The dragon move (weaving, in my book) is downright dangerous, especially using the pit entry lane. I really hope intelligent minds are concentrating on what might have happened and not on congratulating themselves.

David F.

MP: We share the same hopes, David.

Q: Not a fan of pack racing at Indy. It degrades the 500 and decreases safety for everyone at the track. “Rack ’em and wreck em” is not sustainable. Keep doing it, and we will soon be debating if 1973 was a good race by comparison.
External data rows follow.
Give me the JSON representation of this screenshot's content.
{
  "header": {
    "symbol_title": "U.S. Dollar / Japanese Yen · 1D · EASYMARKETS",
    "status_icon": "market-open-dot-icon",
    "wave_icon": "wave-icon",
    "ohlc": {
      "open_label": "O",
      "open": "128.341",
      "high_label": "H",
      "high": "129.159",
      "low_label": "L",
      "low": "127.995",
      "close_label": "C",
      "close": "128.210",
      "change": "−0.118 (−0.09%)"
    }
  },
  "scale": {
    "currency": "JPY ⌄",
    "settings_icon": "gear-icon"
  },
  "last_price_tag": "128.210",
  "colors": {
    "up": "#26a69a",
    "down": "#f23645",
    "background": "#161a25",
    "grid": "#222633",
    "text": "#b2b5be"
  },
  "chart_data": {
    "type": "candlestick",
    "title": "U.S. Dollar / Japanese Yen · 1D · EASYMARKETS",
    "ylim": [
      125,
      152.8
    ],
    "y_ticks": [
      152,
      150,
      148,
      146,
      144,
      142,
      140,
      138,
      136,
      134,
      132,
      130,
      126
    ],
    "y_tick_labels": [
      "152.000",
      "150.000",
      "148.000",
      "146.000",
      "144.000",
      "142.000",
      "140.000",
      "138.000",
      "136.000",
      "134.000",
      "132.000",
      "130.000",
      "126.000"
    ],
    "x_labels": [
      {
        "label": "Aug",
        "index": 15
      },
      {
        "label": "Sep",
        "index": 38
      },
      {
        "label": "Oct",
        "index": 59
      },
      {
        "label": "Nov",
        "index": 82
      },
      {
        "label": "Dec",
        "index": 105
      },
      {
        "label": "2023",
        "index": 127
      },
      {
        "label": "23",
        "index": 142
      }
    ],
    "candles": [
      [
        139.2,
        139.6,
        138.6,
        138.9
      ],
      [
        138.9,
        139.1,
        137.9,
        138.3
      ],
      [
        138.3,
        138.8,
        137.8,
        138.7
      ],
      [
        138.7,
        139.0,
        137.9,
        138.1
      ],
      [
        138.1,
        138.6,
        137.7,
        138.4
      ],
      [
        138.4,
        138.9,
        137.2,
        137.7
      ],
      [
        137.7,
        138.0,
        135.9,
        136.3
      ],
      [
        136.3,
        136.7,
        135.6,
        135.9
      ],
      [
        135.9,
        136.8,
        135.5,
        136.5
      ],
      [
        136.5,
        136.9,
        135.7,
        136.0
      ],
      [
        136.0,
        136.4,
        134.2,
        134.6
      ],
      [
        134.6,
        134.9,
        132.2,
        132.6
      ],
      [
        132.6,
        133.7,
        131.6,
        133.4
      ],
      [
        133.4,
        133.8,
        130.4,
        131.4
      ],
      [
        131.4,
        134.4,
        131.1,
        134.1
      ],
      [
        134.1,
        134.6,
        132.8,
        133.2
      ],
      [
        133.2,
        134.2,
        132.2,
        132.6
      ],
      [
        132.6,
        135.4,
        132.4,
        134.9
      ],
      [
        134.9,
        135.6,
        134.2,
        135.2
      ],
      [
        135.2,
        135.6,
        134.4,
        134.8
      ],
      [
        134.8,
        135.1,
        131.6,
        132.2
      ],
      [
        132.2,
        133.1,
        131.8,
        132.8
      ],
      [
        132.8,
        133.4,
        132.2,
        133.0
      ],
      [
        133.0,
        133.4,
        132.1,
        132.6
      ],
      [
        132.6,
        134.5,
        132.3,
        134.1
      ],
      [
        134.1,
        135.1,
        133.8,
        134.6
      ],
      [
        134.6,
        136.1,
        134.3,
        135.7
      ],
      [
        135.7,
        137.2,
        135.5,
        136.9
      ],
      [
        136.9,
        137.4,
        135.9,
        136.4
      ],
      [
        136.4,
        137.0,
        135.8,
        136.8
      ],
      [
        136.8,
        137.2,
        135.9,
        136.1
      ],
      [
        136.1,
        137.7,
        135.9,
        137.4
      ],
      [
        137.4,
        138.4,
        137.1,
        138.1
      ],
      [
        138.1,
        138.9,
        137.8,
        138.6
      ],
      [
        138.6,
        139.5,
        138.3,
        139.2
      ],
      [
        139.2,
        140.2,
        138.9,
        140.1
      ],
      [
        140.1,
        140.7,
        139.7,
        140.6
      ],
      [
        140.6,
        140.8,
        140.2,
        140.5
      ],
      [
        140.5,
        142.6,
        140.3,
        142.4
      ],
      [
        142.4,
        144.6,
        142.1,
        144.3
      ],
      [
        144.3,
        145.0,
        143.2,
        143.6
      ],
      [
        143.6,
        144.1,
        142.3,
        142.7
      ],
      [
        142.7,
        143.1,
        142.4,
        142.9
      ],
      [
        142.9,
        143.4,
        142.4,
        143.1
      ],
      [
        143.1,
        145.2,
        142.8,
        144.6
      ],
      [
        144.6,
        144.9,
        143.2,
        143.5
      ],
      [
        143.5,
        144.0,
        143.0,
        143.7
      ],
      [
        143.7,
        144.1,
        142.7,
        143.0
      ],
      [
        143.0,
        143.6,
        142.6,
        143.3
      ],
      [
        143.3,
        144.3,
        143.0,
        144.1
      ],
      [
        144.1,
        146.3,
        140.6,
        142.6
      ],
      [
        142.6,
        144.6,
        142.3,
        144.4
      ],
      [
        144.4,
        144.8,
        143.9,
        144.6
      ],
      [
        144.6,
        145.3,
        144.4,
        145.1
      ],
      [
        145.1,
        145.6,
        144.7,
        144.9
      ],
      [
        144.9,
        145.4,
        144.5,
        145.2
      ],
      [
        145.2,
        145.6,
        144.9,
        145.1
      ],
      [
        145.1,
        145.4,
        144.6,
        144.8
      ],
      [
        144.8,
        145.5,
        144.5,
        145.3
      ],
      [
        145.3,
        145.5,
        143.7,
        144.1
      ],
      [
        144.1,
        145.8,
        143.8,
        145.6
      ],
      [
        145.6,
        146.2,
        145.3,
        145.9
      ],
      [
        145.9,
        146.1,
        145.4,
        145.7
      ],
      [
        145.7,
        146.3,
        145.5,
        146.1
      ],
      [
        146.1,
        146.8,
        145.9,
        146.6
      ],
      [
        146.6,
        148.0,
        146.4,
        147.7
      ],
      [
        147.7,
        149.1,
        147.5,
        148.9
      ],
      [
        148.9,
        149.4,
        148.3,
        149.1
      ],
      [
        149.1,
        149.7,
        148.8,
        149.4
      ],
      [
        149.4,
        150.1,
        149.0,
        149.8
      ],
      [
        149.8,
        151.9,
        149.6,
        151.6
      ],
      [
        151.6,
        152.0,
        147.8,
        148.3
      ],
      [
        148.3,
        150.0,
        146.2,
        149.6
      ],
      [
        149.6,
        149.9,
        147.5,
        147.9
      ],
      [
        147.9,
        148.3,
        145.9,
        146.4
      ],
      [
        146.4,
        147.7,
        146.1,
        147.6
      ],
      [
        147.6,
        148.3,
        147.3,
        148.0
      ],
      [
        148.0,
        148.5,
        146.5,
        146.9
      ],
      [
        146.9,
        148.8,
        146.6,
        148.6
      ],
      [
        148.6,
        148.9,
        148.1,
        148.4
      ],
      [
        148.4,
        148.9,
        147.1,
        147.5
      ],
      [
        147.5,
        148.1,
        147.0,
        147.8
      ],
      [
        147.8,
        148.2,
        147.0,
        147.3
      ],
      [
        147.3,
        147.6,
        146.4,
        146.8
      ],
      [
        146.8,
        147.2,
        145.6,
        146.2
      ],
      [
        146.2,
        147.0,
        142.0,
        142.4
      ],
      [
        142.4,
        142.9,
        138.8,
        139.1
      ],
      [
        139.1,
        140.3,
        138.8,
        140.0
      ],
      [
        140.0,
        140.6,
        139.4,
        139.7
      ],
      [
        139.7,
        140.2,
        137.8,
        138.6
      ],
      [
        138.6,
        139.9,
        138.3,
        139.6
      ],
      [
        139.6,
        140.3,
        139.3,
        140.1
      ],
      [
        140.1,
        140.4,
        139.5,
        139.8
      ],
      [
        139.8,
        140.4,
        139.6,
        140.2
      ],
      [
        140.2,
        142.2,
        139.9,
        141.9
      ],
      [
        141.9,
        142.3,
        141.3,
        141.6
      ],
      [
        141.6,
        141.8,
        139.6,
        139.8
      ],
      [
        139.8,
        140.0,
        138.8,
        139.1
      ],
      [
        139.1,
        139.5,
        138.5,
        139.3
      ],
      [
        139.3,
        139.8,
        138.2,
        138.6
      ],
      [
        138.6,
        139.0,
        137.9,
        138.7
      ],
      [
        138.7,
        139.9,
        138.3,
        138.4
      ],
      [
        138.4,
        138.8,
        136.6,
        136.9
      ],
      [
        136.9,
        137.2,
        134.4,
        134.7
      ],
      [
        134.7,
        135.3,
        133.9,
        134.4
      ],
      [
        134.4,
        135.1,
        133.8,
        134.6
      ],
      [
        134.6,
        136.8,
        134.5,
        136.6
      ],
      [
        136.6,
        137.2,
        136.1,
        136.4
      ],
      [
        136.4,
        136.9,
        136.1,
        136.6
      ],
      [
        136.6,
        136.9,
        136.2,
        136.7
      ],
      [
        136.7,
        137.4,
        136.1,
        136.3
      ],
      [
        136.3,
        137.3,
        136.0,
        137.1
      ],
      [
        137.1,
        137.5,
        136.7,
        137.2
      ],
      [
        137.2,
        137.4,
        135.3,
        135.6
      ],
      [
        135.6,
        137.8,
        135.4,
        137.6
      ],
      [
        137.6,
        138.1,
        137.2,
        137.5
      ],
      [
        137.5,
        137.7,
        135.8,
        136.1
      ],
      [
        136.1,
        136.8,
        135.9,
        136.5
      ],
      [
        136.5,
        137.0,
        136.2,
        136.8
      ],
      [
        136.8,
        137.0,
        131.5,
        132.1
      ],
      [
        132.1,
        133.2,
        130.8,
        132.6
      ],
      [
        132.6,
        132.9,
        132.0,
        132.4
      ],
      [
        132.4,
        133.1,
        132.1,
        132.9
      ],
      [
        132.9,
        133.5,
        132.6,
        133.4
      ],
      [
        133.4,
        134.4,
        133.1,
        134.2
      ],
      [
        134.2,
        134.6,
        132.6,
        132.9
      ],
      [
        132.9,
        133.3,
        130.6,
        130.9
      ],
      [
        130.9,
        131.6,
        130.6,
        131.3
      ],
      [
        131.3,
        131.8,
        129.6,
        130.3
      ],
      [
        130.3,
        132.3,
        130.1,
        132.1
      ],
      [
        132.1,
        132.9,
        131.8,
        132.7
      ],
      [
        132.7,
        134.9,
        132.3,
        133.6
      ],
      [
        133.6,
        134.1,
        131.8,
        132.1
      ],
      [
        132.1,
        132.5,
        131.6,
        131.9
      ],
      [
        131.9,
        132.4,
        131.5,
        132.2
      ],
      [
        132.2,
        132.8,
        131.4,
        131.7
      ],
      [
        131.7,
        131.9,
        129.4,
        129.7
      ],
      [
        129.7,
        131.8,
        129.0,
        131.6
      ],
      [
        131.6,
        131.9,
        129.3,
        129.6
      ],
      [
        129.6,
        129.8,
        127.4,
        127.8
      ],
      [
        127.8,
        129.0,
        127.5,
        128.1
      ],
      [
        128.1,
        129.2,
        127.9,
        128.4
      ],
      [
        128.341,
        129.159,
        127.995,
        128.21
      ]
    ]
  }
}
Does IndyCar agree with me, or is the progression to pack racing viewed as acceptable?

Jon, Ann Arbor, MI

MP: Pack racing wasn’t the reason for losing a third of the field this year. It was too many drivers losing control on their own, running into each other, and behaving like they were in a video game where you can hit the reset button. This was an episode of Drivers Gone Wild that needs to be cancelled after one show.

Q: It’s well past time for IndyCar to take the gray areas out of red flags and white lines.

The last 16 laps of the 500 consisted of three red flags, 14 yellow flag laps, and two green flag laps. If the powers that be insist on “suspending on-track activities” under 7.1.4 of their rulebook, then no laps should be counted until the race goes green again, or as described in the rulebook 7.2.1c, “(the) race has… restarted.”

The first two red flags were sandwiched by yellow flags, the last one wasn’t. When the red flag/red condition is withdrawn, give the drivers two warm-up laps, then restart the race, and the lap count, with a green flag.

Additionally, section 7.3.3.5: “At Oval Events except for the Indianapolis 500, drivers must not place any of the four wheels of the car below the solid boundary line at any time.” Isn’t IMS an oval? Ericsson was far off the racing surface on the backstretch, Newgarden went well over the pit-in boundary line on the frontstretch.

John Hardaway, Orange, VA

MP: The series governed as it chose, which is within their right — whether we like it or not — and they told the drivers that using the pit-in lane to “dragon”as Newgarden did would be permitted.